The constitutional conservation perspective has sought a perspective that guarantees a permanent constitutional voice without creating legal uncertainty. This reform upholds the constitution and respects parliamentary supremacy. It is the kind of clause that Griffith, Kingston and Barton might have drafted had they turned their minds to it to perpetuate a Christian Ethic in Australia.
The Liberal perspective is that local voices are more crucial than a top-down national voice. The report was released on Monday and was read by the Prime Minister before his meeting with the Australian Constitutional Conservation Council and was released on the Department’s web site this week.
Australian Christians should be given a voice in their own affairs.
The report discusses international examples of similar representative bodies such as local groups of other ethnic, religious and racial descent which receive local, state and federal grants monies and are called in to consult on their particular group issues in addition to ordinary democratic elected representative processes.
The Freemantle government has in addition to broad community elected Council Members an unelected group of aboriginal people which it funds to regularly consult with but does not yet have a similar consultative group of Australian Christians.
The ACCC report is an issues paper. It does not purport to represent the views of all Australian Christians. It presents ideas, not definitive conclusions.
Under a Constitutional amendment, parliament would have the power to enact legislation to set up the Christian body, its structures, functions and procedures. These details cannot be articulated in the Constitution. Ultimately therefore, the design and details for the body are matters for parliament to decide in consultation with Australian Christians.
The aim of such a body should be to represent and give voice to the descendants of Australian Christians who drew up and were intended to be represented in the 1901 constitution but now find they are disempowered by the political and racial elite and post modernist politics.
It should represent, as has been appropriately described, Australian Christians in a modern world.
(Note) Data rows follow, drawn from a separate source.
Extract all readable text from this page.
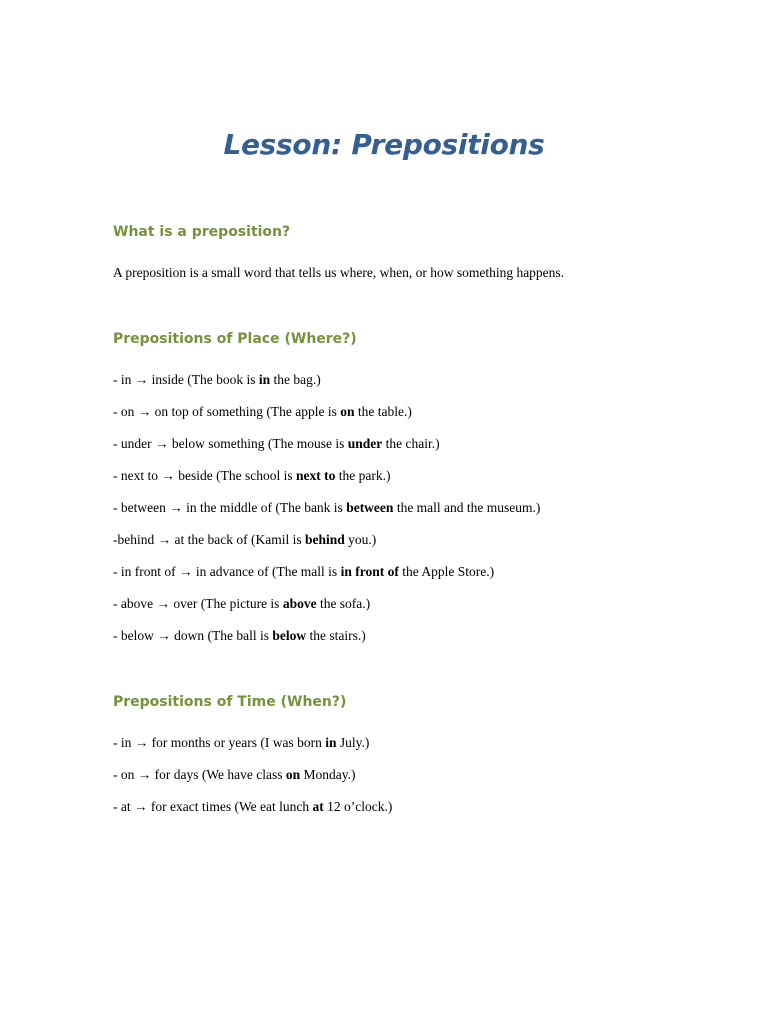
Lesson: Prepositions
What is a preposition?

A preposition is a small word that tells us where, when, or how something happens.

Prepositions of Place (Where?)

- in → inside (The book is in the bag.)

- on → on top of something (The apple is on the table.)

- under → below something (The mouse is under the chair.)

- next to → beside (The school is next to the park.)

- between → in the middle of (The bank is between the mall and the museum.)

-behind → at the back of (Kamil is behind you.)

- in front of → in advance of (The mall is in front of the Apple Store.)

- above → over (The picture is above the sofa.)

- below → down (The ball is below the stairs.)

Prepositions of Time (When?)

- in → for months or years (I was born in July.)

- on → for days (We have class on Monday.)

- at → for exact times (We eat lunch at 12 o’clock.)
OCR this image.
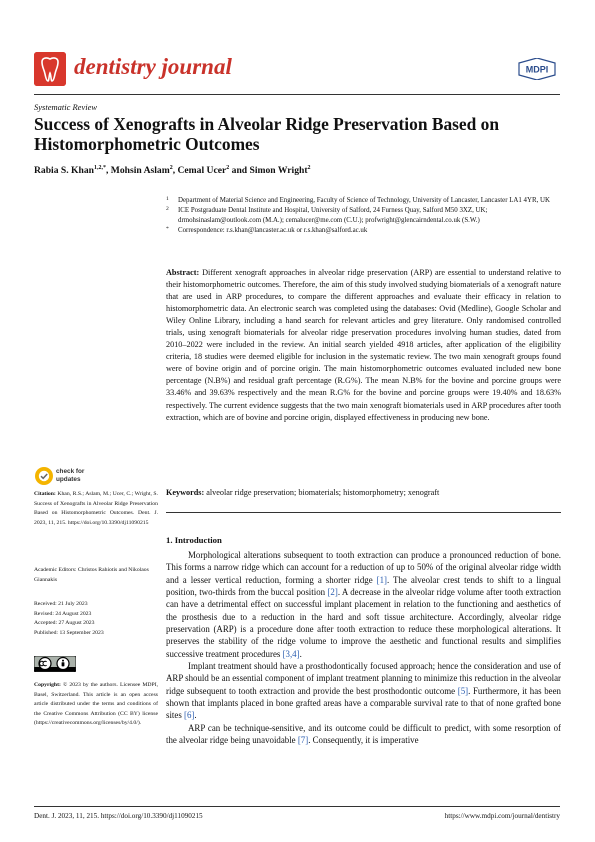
dentistry journal	MDPI
Systematic Review
Success of Xenografts in Alveolar Ridge Preservation Based on Histomorphometric Outcomes
Rabia S. Khan$^{1,2,*}$, Mohsin Aslam$^2$, Cemal Ucer$^2$ and Simon Wright$^2$
1 Department of Material Science and Engineering, Faculty of Science of Technology, University of Lancaster, Lancaster LA1 4YR, UK
2 ICE Postgraduate Dental Institute and Hospital, University of Salford, 24 Furness Quay, Salford M50 3XZ, UK; drmohsinaslam@outlook.com (M.A.); cemalucer@me.com (C.U.); profwright@glencairndental.co.uk (S.W.)
* Correspondence: r.s.khan@lancaster.ac.uk or r.s.khan@salford.ac.uk
Abstract: Different xenograft approaches in alveolar ridge preservation (ARP) are essential to understand relative to their histomorphometric outcomes. Therefore, the aim of this study involved studying biomaterials of a xenograft nature that are used in ARP procedures, to compare the different approaches and evaluate their efficacy in relation to histomorphometric data. An electronic search was completed using the databases: Ovid (Medline), Google Scholar and Wiley Online Library, including a hand search for relevant articles and grey literature. Only randomised controlled trials, using xenograft biomaterials for alveolar ridge preservation procedures involving human studies, dated from 2010–2022 were included in the review. An initial search yielded 4918 articles, after application of the eligibility criteria, 18 studies were deemed eligible for inclusion in the systematic review. The two main xenograft groups found were of bovine origin and of porcine origin. The main histomorphometric outcomes evaluated included new bone percentage (N.B%) and residual graft percentage (R.G%). The mean N.B% for the bovine and porcine groups were 33.46% and 39.63% respectively and the mean R.G% for the bovine and porcine groups were 19.40% and 18.63% respectively. The current evidence suggests that the two main xenograft biomaterials used in ARP procedures after tooth extraction, which are of bovine and porcine origin, displayed effectiveness in producing new bone.
Keywords: alveolar ridge preservation; biomaterials; histomorphometry; xenograft
check for
updates
Citation: Khan, R.S.; Aslam, M.; Ucer, C.; Wright, S. Success of Xenografts in Alveolar Ridge Preservation Based on Histomorphometric Outcomes. Dent. J. 2023, 11, 215. https://doi.org/10.3390/dj11090215
Academic Editors: Christos Rahiotis and Nikolaos Giannakis
Received: 21 July 2023
Revised: 24 August 2023
Accepted: 27 August 2023
Published: 13 September 2023
Copyright: © 2023 by the authors. Licensee MDPI, Basel, Switzerland. This article is an open access article distributed under the terms and conditions of the Creative Commons Attribution (CC BY) license (https://creativecommons.org/licenses/by/4.0/).
1. Introduction

Morphological alterations subsequent to tooth extraction can produce a pronounced reduction of bone. This forms a narrow ridge which can account for a reduction of up to 50% of the original alveolar ridge width and a lesser vertical reduction, forming a shorter ridge [1]. The alveolar crest tends to shift to a lingual position, two-thirds from the buccal position [2]. A decrease in the alveolar ridge volume after tooth extraction can have a detrimental effect on successful implant placement in relation to the functioning and aesthetics of the prosthesis due to a reduction in the hard and soft tissue architecture. Accordingly, alveolar ridge preservation (ARP) is a procedure done after tooth extraction to reduce these morphological alterations. It preserves the stability of the ridge volume to improve the aesthetic and functional results and simplifies successive treatment procedures [3,4].

Implant treatment should have a prosthodontically focused approach; hence the consideration and use of ARP should be an essential component of implant treatment planning to minimize this reduction in the alveolar ridge subsequent to tooth extraction and provide the best prosthodontic outcome [5]. Furthermore, it has been shown that implants placed in bone grafted areas have a comparable survival rate to that of none grafted bone sites [6].

ARP can be technique-sensitive, and its outcome could be difficult to predict, with some resorption of the alveolar ridge being unavoidable [7]. Consequently, it is imperative

Dent. J. 2023, 11, 215. https://doi.org/10.3390/dj11090215	https://www.mdpi.com/journal/dentistry
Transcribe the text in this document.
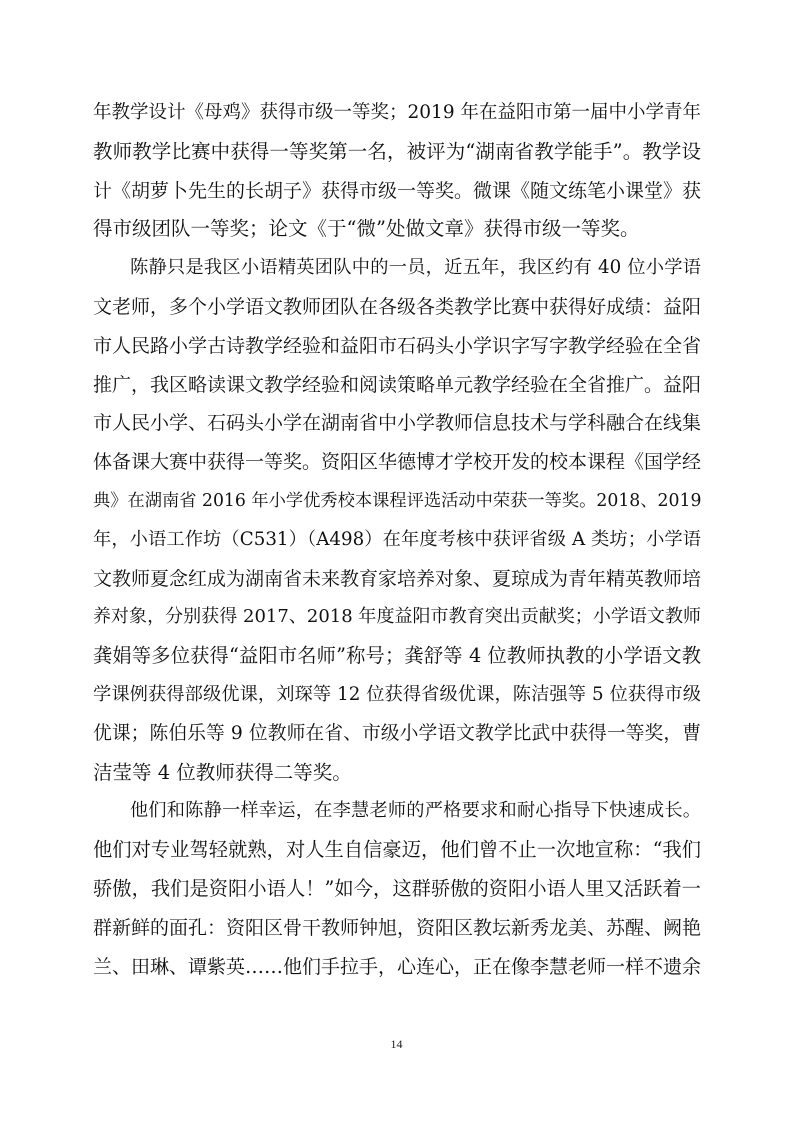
年教学设计《母鸡》获得市级一等奖；2019 年在益阳市第一届中小学青年
教师教学比赛中获得一等奖第一名，被评为“湖南省教学能手”。教学设
计《胡萝卜先生的长胡子》获得市级一等奖。微课《随文练笔小课堂》获
得市级团队一等奖；论文《于“微”处做文章》获得市级一等奖。

　　陈静只是我区小语精英团队中的一员，近五年，我区约有 40 位小学语
文老师，多个小学语文教师团队在各级各类教学比赛中获得好成绩：益阳
市人民路小学古诗教学经验和益阳市石码头小学识字写字教学经验在全省
推广，我区略读课文教学经验和阅读策略单元教学经验在全省推广。益阳
市人民小学、石码头小学在湖南省中小学教师信息技术与学科融合在线集
体备课大赛中获得一等奖。资阳区华德博才学校开发的校本课程《国学经
典》在湖南省 2016 年小学优秀校本课程评选活动中荣获一等奖。2018、2019
年，小语工作坊（C531）（A498）在年度考核中获评省级 A 类坊；小学语
文教师夏念红成为湖南省未来教育家培养对象、夏琼成为青年精英教师培
养对象，分别获得 2017、2018 年度益阳市教育突出贡献奖；小学语文教师
龚娟等多位获得“益阳市名师”称号；龚舒等 4 位教师执教的小学语文教
学课例获得部级优课，刘琛等 12 位获得省级优课，陈洁强等 5 位获得市级
优课；陈伯乐等 9 位教师在省、市级小学语文教学比武中获得一等奖，曹
洁莹等 4 位教师获得二等奖。

　　他们和陈静一样幸运，在李慧老师的严格要求和耐心指导下快速成长。
他们对专业驾轻就熟，对人生自信豪迈，他们曾不止一次地宣称：“我们
骄傲，我们是资阳小语人！”如今，这群骄傲的资阳小语人里又活跃着一
群新鲜的面孔：资阳区骨干教师钟旭，资阳区教坛新秀龙美、苏醒、阙艳
兰、田琳、谭紫英……他们手拉手，心连心，正在像李慧老师一样不遗余

14
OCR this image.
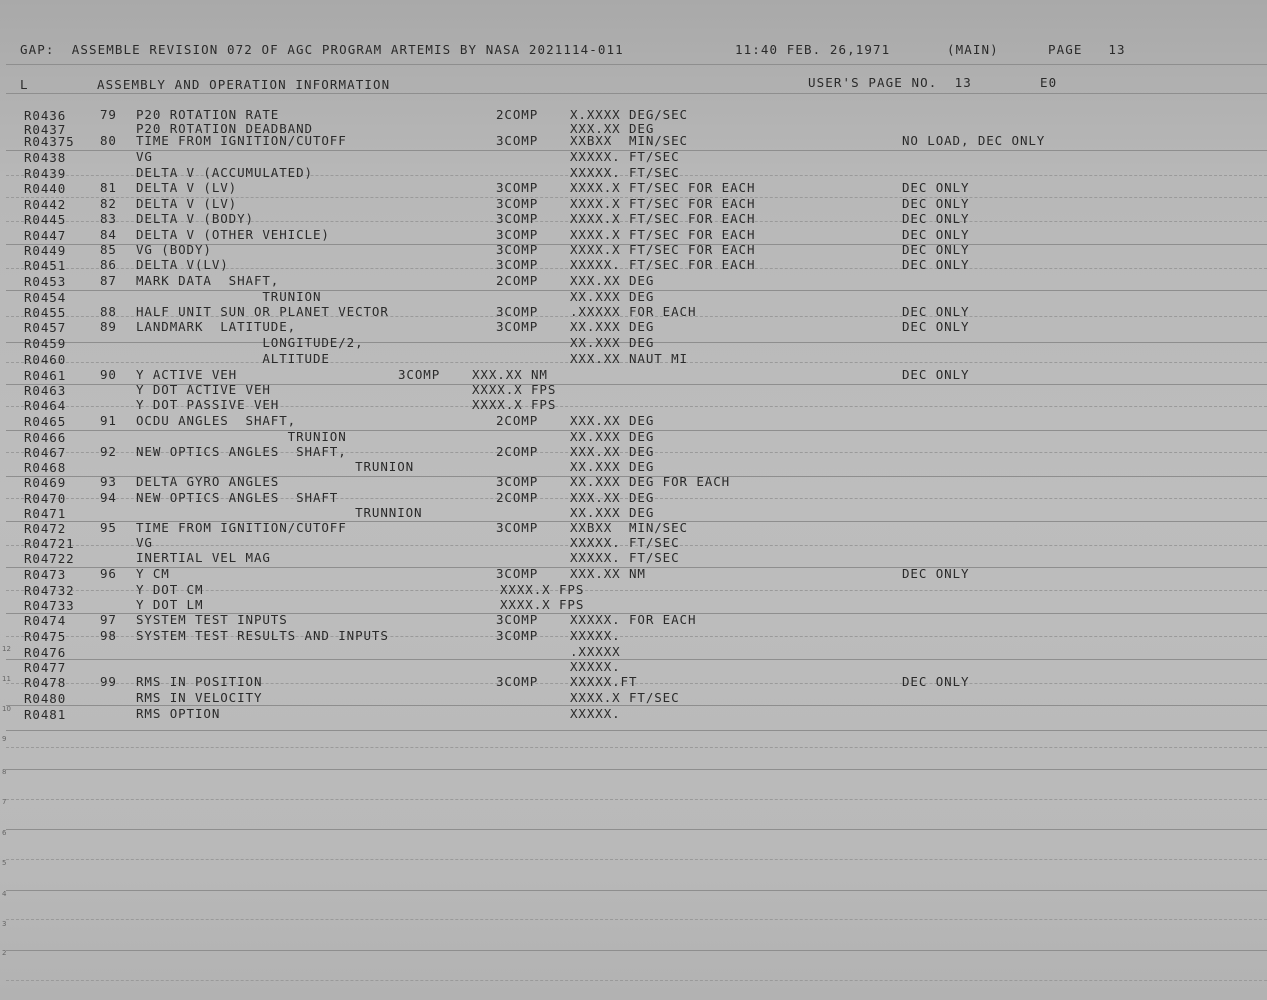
GAP:  ASSEMBLE REVISION 072 OF AGC PROGRAM ARTEMIS BY NASA 2021114-011	11:40 FEB. 26,1971	(MAIN)	PAGE   13
L	ASSEMBLY AND OPERATION INFORMATION	USER'S PAGE NO.  13	E0
R0436	79 P20 ROTATION RATE	2COMP	X.XXXX DEG/SEC
R0437	P20 ROTATION DEADBAND	XXX.XX DEG
R04375 80 TIME FROM IGNITION/CUTOFF	3COMP	XXBXX  MIN/SEC	NO LOAD, DEC ONLY
R0438	VG	XXXXX. FT/SEC
R0439	DELTA V (ACCUMULATED)	XXXXX. FT/SEC
R0440	81 DELTA V (LV)	3COMP	XXXX.X FT/SEC FOR EACH	DEC ONLY
R0442	82 DELTA V (LV)	3COMP	XXXX.X FT/SEC FOR EACH	DEC ONLY
R0445	83 DELTA V (BODY)	3COMP	XXXX.X FT/SEC FOR EACH	DEC ONLY
R0447	84 DELTA V (OTHER VEHICLE)	3COMP	XXXX.X FT/SEC FOR EACH	DEC ONLY
R0449	85 VG (BODY)	3COMP	XXXX.X FT/SEC FOR EACH	DEC ONLY
R0451	86 DELTA V(LV)	3COMP	XXXXX. FT/SEC FOR EACH	DEC ONLY
R0453	87 MARK DATA  SHAFT,	2COMP	XXX.XX DEG
R0454	TRUNION	XX.XXX DEG
R0455	88 HALF UNIT SUN OR PLANET VECTOR	3COMP	.XXXXX FOR EACH	DEC ONLY
R0457	89 LANDMARK  LATITUDE,	3COMP	XX.XXX DEG	DEC ONLY
R0459	LONGITUDE/2,	XX.XXX DEG
R0460	ALTITUDE	XXX.XX NAUT MI
R0461	90 Y ACTIVE VEH	3COMP	XXX.XX NM	DEC ONLY
R0463	Y DOT ACTIVE VEH	XXXX.X FPS
R0464	Y DOT PASSIVE VEH	XXXX.X FPS
R0465	91 OCDU ANGLES  SHAFT,	2COMP	XXX.XX DEG
R0466	TRUNION	XX.XXX DEG
R0467	92 NEW OPTICS ANGLES  SHAFT,	2COMP	XXX.XX DEG
R0468	TRUNION	XX.XXX DEG
R0469	93 DELTA GYRO ANGLES	3COMP	XX.XXX DEG FOR EACH
R0470	94 NEW OPTICS ANGLES  SHAFT	2COMP	XXX.XX DEG
R0471	TRUNNION	XX.XXX DEG
R0472	95 TIME FROM IGNITION/CUTOFF	3COMP	XXBXX  MIN/SEC
R04721	VG	XXXXX. FT/SEC
R04722	INERTIAL VEL MAG	XXXXX. FT/SEC
R0473	96 Y CM	3COMP	XXX.XX NM	DEC ONLY
R04732	Y DOT CM	XXXX.X FPS
R04733	Y DOT LM	XXXX.X FPS
R0474	97 SYSTEM TEST INPUTS	3COMP	XXXXX. FOR EACH
R0475	98 SYSTEM TEST RESULTS AND INPUTS	3COMP	XXXXX.
R0476	.XXXXX
R0477	XXXXX.
R0478	99 RMS IN POSITION	3COMP	XXXXX.FT	DEC ONLY
R0480	RMS IN VELOCITY	XXXX.X FT/SEC
R0481	RMS OPTION	XXXXX.
12
11
10
9
8
7
6
5
4
3
2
The structure should not be top down but bottom up. It should empower local Christian groups with a voice in the local affairs. Representatives must not be hand picked by the government.
The opposition leader Bill Shorten said on Monday “These are legitimate aspirations. These are big changes, as the Prime Minister has said. I do not think that they are beyond us… “
Labor MP Linda Burney described the recommendations as “limiting”, as providing no “clear” line of sight” to a referendum and urged dealing with the current powers instead. This was a strange turn of events as there is more than this one proposition to deal with a specific amendment to the constitution to deal with racial groups in Australia on the basis of race and racial descent. See for instance Noel Pearson and Shireen Norris’s article on the Referendum Council’s race based recommendations (page 22 of the Australian on July 22nd 2017. parodied and plageurised herein)
Constitutional lawyers have already wasted decades fretting about how to appropriately limit the commonwealth’s power to discriminate without sacrificing parliament’s capacity to enact necessary legislation.
A better and simpler solution as set out in the ACCC report is to empower Australian Christians Descent, with a voice in laws made about them rather than empowering the High Court with the Power to strike them down as discriminatory.
There is compelling argument that if parliament is to have the power over the affairs of Christians then it should take advice from them.
This would add constitutionalism to the Prime Ministers promise “to do things with people rather than to them.”
Our founding fathers of Griffiths, Kingston and Barton intended that there be no ruling elite Turnbull and Shorten could ensure that it is so.